Battlefield 1 - recensione
A nostro avviso la serie di Battlefield aveva perso un po' di quella personalità che le aveva consentito, grazie anche ai due Bad Company, di diventare la più seria antagonista di Call of Duty. Nella foga d'imporsi sul mercato, però, DICE ha deciso di seguire la strada tracciata da Activision trasformando progressivamente il suo prodotto, famoso per la distruttibilità, le mappe aperte e uno stile più ragionato in uno sparatutto frenetico, dinamico, votato alla spettacolarità e spesso piuttosto guidato.
Una scelta che non ha pagato, visto che Call of Duty ha continuato imperterrito a dominare le vendite ed episodi come Hardline e Battlefield 4 hanno incontrato un'accoglienza non idilliaca da parte dei fan. Per questo motivo DICE, lo storico sviluppatore con sede a Stoccolma, ha deciso di ripartire da zero, di lasciare Titanfall 2 a fronteggiare CoD sul suo stesso campo di battaglia e di concentrarsi su quelli che sono da sempre i punti di forza della serie.
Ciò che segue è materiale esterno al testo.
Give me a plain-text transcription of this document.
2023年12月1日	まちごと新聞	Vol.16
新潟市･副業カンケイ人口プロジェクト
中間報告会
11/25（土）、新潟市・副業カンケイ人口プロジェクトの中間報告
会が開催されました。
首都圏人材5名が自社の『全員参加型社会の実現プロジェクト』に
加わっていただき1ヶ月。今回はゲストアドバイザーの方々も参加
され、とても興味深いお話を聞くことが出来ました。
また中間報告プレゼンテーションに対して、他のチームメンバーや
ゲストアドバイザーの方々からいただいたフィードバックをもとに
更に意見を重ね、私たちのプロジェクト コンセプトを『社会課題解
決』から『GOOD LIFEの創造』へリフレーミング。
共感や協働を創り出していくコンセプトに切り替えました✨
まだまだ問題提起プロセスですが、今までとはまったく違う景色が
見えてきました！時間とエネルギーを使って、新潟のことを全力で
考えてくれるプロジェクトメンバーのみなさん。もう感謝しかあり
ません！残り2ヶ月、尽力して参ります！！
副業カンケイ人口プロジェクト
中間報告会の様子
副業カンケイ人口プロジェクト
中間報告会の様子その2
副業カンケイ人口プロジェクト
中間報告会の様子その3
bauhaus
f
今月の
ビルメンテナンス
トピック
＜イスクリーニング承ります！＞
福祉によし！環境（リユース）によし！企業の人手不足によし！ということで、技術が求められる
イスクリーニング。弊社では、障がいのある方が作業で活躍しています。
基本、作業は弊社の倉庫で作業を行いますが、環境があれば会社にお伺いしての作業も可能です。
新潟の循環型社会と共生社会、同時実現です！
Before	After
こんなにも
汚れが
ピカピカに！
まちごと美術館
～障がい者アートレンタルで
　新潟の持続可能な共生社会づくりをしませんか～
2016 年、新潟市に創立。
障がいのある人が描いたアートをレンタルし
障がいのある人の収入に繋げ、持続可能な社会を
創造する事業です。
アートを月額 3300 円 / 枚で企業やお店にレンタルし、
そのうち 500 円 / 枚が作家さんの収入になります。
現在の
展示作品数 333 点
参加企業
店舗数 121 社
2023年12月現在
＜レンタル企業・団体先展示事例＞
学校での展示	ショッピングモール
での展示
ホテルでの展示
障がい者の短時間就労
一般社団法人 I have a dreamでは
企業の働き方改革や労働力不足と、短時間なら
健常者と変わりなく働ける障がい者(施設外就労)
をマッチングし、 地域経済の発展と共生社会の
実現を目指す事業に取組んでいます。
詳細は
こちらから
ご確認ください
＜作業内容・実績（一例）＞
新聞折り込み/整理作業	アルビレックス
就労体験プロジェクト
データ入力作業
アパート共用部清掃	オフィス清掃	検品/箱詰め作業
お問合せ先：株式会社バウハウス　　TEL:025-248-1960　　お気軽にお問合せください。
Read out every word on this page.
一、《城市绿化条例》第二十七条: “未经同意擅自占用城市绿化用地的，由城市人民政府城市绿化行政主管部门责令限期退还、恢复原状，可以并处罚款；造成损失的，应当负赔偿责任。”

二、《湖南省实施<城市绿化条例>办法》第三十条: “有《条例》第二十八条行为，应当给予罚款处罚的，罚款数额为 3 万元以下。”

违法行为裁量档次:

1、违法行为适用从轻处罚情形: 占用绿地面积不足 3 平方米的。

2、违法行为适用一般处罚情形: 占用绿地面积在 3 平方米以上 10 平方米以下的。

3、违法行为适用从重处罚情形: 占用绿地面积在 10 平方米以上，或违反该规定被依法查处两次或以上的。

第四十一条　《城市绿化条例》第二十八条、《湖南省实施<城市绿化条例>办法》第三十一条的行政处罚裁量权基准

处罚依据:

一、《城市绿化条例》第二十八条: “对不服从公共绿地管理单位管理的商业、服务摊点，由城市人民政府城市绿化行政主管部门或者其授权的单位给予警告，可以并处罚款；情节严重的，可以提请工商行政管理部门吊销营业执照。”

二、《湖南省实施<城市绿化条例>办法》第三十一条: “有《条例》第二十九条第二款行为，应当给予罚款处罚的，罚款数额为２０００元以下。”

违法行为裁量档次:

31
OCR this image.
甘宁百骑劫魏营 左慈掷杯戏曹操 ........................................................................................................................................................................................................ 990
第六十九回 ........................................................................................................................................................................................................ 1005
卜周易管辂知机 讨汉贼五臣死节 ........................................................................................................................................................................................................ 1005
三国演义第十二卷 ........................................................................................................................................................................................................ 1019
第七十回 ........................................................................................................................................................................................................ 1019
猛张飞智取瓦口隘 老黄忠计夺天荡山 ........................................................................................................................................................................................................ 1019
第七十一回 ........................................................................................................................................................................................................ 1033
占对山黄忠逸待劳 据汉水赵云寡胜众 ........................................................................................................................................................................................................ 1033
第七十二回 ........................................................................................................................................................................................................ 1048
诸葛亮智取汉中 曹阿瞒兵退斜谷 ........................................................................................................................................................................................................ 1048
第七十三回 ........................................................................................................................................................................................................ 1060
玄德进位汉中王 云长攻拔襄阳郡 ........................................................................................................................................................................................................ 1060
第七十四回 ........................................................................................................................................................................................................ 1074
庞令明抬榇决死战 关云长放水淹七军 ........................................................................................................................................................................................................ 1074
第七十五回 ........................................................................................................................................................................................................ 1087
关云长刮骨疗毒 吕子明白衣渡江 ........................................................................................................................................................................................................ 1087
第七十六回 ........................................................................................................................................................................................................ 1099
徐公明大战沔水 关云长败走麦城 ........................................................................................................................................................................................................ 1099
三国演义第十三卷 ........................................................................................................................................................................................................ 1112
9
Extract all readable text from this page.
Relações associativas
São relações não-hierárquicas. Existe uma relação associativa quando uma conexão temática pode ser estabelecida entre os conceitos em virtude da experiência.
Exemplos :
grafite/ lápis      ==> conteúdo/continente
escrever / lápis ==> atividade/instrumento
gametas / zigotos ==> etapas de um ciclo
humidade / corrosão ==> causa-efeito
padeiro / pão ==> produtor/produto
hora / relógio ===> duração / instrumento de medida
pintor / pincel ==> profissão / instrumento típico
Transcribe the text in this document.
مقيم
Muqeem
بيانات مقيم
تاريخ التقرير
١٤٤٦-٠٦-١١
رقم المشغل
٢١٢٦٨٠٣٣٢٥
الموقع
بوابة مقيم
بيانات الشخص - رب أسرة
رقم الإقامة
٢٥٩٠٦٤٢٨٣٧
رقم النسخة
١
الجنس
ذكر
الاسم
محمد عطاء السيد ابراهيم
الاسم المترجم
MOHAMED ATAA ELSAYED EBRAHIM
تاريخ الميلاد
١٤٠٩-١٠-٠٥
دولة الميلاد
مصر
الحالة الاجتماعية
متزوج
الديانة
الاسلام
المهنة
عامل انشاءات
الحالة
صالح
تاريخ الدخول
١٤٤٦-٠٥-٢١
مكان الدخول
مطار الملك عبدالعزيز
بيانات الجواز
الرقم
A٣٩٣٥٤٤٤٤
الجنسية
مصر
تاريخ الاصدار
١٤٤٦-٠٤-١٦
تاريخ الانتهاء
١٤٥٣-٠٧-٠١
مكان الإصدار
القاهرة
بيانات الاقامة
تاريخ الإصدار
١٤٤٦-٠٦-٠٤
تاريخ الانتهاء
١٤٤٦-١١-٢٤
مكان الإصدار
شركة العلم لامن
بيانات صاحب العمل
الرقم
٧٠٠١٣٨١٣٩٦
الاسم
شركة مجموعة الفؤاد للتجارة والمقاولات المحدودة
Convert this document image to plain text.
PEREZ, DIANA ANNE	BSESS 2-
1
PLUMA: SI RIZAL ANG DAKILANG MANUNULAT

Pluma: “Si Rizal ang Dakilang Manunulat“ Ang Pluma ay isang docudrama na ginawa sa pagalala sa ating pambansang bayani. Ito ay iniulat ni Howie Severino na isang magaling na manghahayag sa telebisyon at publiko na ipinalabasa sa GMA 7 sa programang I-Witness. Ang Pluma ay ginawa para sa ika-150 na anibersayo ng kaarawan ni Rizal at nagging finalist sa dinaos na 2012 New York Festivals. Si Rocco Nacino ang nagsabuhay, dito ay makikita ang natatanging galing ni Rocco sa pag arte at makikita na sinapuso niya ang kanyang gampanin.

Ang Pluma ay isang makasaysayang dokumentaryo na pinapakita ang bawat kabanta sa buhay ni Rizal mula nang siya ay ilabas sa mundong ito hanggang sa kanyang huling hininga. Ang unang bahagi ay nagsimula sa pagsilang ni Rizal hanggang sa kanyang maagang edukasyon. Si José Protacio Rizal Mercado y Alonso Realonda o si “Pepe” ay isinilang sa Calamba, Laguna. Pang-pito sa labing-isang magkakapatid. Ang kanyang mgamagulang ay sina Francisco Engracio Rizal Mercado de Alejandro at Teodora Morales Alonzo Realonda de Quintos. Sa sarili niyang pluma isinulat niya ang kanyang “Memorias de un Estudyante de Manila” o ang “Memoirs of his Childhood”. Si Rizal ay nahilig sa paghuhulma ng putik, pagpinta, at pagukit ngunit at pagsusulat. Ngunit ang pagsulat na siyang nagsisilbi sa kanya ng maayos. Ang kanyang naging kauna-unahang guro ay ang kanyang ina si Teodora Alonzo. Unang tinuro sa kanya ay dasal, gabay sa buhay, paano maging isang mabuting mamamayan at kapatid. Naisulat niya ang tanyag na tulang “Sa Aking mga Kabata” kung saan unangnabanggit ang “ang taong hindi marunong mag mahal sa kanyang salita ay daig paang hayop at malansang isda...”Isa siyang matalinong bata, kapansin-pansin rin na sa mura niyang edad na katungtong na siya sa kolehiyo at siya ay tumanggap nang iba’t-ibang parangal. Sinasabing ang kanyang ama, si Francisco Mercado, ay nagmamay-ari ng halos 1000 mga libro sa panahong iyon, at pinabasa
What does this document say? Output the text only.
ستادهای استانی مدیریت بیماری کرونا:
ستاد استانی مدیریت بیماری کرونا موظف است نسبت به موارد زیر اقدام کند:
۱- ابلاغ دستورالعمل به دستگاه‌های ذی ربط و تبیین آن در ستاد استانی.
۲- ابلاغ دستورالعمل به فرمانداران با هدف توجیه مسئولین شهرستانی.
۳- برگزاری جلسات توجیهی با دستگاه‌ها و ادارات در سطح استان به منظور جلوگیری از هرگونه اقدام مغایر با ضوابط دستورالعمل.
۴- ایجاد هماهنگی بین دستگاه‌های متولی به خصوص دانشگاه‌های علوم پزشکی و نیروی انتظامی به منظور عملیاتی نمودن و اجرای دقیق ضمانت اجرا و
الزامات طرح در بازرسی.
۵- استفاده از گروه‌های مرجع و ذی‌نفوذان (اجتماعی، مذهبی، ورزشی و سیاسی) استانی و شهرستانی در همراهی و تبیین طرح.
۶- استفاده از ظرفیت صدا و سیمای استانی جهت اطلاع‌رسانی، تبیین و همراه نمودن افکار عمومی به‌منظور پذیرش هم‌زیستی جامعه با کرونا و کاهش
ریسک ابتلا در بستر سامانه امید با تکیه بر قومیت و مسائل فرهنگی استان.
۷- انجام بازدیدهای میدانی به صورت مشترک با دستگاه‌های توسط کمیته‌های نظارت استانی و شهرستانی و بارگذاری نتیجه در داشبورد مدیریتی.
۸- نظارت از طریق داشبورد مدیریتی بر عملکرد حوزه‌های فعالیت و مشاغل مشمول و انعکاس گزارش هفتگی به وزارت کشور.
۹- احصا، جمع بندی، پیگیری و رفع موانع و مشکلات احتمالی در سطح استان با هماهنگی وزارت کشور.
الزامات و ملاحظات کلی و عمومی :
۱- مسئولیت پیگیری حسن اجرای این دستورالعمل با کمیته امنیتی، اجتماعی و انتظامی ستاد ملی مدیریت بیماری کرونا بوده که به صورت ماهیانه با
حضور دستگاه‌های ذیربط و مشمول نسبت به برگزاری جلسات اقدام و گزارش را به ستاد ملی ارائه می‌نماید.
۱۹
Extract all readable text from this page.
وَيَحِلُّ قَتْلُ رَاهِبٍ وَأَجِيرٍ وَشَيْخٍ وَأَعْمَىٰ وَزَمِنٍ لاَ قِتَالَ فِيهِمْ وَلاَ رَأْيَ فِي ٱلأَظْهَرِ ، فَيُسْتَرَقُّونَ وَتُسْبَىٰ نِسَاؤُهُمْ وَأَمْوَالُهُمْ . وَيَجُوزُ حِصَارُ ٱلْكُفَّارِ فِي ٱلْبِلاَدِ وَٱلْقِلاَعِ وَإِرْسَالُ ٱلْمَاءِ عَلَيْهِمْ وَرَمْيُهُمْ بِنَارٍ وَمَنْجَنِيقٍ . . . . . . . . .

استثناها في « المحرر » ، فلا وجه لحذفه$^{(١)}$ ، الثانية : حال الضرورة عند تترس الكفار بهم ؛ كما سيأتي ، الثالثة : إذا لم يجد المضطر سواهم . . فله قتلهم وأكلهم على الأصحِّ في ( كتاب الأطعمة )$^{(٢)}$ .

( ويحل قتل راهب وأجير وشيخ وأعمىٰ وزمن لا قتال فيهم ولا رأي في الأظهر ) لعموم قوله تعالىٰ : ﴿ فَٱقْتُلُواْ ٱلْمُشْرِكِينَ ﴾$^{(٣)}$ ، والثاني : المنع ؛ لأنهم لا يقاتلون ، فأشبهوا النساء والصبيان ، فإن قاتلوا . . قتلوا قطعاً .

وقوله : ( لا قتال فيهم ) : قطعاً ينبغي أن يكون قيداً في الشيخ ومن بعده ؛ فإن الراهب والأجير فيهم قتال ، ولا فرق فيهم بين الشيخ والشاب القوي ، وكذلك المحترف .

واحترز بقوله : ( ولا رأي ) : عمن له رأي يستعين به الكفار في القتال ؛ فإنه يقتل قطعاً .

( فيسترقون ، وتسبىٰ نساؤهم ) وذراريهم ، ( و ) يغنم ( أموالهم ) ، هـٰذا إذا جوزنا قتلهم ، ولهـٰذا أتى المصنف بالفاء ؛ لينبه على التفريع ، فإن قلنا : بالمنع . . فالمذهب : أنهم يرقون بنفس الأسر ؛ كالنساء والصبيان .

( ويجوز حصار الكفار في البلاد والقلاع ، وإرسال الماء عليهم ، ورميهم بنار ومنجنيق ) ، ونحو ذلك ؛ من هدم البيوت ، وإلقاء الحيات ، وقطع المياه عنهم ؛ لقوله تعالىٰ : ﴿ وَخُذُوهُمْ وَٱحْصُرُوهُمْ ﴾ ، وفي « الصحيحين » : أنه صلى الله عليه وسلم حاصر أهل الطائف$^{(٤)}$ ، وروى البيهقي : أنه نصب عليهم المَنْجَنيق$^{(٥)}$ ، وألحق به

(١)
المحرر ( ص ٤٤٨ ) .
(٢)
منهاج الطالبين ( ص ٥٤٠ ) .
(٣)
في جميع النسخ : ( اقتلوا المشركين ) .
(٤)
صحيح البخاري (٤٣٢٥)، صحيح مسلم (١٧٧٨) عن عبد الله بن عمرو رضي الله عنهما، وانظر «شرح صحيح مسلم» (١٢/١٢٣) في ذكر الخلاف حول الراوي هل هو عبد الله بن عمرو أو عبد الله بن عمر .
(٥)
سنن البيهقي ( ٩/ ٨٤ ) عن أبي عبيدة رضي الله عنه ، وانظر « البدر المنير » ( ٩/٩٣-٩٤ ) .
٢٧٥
Il risultato? Battlefield 1 è il miglior capitolo da diversi anni a questa parte, se non di sempre.
Digital Illusions Creative Entertainment ha infatti dimostrato di essere non "solo" il creatore del Frostbite Engine, ma anche uno sviluppatore ricco di talento e personalità. Battlefield 1 è uno sparatutto completo, solido, ispirato, dal sapore più internazionale rispetto al passato. Abbandonare la scia dei CoD, infatti, non ha voluto dire semplicemente rinunciare ai doppi salti e al respawn forsennato, ma ha significato anche dare a tutta l'opera un tono più serioso e realistico, senza la schizofrenia e la ricerca dell'eroismo spiccio a tutti i costi. Una cosa tipica della cultura americana, ma lontani dai valori europei.